The development of the iMOD approach took off in The Netherlands in 2005 when Deltares and a group of 17 stakeholders decided to jointly build a numerical groundwater model for their common area of interest (Berendrecht *et al.*, 2007, Vermeulen, 2013). The groundwater model encompasses the entire north of the Netherlands at a resolution of 25 x 25 m\({}^{2 }\)and was constructed together via an internet accessible user-interface. This makes it possible for the modelers to easily access the model data, intermediate results and participate in the model construction. The iMOD approach
allows gathering the available input data to be stored at its finest available resolution; these data don’t have to be clipped to any pre-defined area of interest or pre-processed to any model grid resolution.

*The iMOD approach: one input data set:*

Resolutions of parameters can differ and the distribution of the resolution of one parameter can also be heterogeneous. In addition, the spatial extents of the input parameters don’t have to be the same. iMOD will perform up- and down scaling (Vermeulen, 2006) whenever the resolution of the simulation is lower or higher than that of the available data. This approach allows the modeler to interactively generate models of any sub-domain within the area covered by the data set. When priorities change in time (e.g. due to changing political agenda’s) the modeler can simply move to that new area of interest and apply any desired grid resolution. In addition the modeler can edit the existing data set and / or add new data types to the data set. Utilizing the internal up- and down-scaling techniques ensures that sub-domain models remain consistent with the bigger regional model or that the regional model can locally be updated with the details added in the sub-domain model.
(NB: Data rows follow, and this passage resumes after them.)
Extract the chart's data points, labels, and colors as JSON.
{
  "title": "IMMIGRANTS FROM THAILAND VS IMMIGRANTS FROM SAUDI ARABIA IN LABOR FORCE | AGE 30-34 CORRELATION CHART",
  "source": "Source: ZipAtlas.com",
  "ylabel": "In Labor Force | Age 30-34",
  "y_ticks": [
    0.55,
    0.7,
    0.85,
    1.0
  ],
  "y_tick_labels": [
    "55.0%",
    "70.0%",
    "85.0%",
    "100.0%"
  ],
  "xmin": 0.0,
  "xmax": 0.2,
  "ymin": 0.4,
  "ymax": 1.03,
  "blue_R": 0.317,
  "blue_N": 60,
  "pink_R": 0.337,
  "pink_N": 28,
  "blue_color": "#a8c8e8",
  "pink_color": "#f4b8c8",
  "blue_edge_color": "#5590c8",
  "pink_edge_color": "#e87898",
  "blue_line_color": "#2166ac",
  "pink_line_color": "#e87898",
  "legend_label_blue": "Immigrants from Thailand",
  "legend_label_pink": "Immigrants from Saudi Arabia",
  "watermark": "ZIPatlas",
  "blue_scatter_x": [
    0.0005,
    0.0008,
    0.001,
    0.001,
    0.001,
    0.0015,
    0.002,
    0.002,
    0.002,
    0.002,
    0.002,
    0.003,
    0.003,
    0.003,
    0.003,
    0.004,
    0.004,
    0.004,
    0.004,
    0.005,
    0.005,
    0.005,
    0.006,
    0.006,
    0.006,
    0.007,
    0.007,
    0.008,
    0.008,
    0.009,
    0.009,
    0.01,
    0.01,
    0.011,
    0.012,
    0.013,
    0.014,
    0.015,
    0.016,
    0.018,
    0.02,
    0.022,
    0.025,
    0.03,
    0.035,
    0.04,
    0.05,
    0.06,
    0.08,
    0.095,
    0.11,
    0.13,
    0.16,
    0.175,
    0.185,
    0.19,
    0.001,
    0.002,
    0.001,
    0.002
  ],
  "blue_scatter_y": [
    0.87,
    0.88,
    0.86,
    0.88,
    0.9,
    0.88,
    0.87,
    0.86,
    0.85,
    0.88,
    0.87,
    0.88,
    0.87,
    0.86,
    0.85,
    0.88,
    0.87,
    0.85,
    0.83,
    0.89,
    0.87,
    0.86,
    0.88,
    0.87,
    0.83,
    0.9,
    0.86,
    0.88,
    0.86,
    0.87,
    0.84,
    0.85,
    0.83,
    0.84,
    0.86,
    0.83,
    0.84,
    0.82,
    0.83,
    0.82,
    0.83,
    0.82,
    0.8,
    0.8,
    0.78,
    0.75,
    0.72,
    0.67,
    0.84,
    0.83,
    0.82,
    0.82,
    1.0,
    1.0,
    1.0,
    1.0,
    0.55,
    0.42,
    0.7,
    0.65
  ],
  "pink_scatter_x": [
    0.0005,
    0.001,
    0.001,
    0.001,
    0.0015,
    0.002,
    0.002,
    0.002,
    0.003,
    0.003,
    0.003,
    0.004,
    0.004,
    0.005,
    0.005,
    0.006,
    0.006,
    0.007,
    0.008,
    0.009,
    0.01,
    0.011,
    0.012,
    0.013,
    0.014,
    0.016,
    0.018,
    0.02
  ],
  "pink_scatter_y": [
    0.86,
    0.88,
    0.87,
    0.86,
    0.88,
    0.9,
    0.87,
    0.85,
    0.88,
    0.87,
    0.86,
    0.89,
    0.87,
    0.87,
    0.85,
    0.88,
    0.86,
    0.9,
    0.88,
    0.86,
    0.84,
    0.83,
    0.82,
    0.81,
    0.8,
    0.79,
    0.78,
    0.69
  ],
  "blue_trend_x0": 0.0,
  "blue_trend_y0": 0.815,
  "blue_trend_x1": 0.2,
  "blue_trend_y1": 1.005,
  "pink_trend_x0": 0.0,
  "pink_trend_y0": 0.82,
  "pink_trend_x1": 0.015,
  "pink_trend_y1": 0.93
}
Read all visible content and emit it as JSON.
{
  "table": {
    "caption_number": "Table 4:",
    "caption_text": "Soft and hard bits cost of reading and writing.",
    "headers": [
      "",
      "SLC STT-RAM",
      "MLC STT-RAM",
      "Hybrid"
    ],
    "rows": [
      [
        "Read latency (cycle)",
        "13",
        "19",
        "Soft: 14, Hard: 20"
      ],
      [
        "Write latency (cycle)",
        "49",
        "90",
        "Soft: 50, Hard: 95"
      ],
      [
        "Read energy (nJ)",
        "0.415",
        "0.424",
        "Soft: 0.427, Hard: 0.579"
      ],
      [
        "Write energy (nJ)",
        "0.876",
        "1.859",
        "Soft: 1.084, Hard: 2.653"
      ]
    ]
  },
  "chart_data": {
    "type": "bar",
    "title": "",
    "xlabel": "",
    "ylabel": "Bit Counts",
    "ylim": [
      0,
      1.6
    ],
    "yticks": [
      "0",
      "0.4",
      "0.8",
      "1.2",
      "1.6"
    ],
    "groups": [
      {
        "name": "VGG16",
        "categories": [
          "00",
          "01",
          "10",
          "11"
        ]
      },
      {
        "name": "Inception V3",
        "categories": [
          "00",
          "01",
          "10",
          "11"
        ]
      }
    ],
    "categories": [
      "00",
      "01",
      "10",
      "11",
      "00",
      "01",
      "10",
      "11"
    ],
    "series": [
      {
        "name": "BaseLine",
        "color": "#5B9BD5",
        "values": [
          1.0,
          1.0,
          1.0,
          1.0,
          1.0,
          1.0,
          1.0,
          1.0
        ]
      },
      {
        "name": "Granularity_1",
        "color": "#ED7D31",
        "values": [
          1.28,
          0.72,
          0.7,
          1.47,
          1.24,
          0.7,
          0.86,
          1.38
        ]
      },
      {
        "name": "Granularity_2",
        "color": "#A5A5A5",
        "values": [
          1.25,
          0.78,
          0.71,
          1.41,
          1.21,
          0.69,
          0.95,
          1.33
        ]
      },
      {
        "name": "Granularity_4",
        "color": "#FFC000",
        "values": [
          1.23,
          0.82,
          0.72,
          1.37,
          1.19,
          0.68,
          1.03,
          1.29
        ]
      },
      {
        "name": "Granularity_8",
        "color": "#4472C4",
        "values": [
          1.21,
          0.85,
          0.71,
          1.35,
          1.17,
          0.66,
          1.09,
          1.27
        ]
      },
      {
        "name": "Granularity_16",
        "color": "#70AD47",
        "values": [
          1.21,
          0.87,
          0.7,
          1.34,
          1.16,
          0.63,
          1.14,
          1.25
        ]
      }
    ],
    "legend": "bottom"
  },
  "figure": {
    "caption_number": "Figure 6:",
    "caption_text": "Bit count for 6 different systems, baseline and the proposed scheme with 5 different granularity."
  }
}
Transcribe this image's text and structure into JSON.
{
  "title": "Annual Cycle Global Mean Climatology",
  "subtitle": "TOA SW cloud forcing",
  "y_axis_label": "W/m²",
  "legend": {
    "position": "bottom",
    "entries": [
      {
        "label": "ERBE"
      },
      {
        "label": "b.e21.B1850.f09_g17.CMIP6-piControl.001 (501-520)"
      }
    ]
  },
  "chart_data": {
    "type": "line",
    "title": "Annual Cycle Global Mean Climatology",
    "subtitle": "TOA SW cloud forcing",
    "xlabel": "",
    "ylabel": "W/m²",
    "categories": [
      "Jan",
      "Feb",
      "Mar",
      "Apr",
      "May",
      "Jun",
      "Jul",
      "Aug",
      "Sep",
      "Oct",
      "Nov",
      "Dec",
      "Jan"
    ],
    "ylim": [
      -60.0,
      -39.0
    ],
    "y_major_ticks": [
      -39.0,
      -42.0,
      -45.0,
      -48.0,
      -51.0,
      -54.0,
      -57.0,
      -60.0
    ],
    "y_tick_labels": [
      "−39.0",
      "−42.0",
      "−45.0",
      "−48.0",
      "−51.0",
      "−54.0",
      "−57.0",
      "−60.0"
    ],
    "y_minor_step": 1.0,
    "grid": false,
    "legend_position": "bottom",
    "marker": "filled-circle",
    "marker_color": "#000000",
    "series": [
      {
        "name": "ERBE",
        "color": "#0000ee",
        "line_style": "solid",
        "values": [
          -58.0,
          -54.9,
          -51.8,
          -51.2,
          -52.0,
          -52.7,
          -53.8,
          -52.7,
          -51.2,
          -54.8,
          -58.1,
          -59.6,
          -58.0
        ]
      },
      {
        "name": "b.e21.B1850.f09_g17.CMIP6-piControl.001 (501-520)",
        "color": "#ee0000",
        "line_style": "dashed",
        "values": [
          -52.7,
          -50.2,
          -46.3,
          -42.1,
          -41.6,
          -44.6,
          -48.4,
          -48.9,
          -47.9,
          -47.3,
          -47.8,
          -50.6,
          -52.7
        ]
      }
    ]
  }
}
Suppose the modeler needs to simulate groundwater flow for the total area covered by the data set, but the theoretical size of the model is far too big to fit in any CPU-memory. iMOD facilitates generating sub models for parts of the whole area of interest with a user-defined resolution depending on how large the available CPU-memory is and how long the modeler permits her/himself to wait for the model calculations to last. To generate a high resolution result for the whole model domain a number of partly overlapping but adjacent sub models are invoked and the result of the non-overlapping parts of the models are assembled to generate the whole picture. The modeler should of course be cautious that the overlap is large enough to avoid edge effects, but this overlap is easily adjustable in iMOD. A big advantage of this approach is that running a number of small models instead of running one large model (if it would fit in memory, which it often will not) takes much less computation time; computation time (T) depends on the number of model cells (n) exponentially: T = f(n\({}^{1,5-2,0}\)). The approach also allows the utilization of parallel computing, but this is not obligatory. Using this approach means that the modeling workflow is very flexible and not limited anymore by hardware when utilizing iMOD.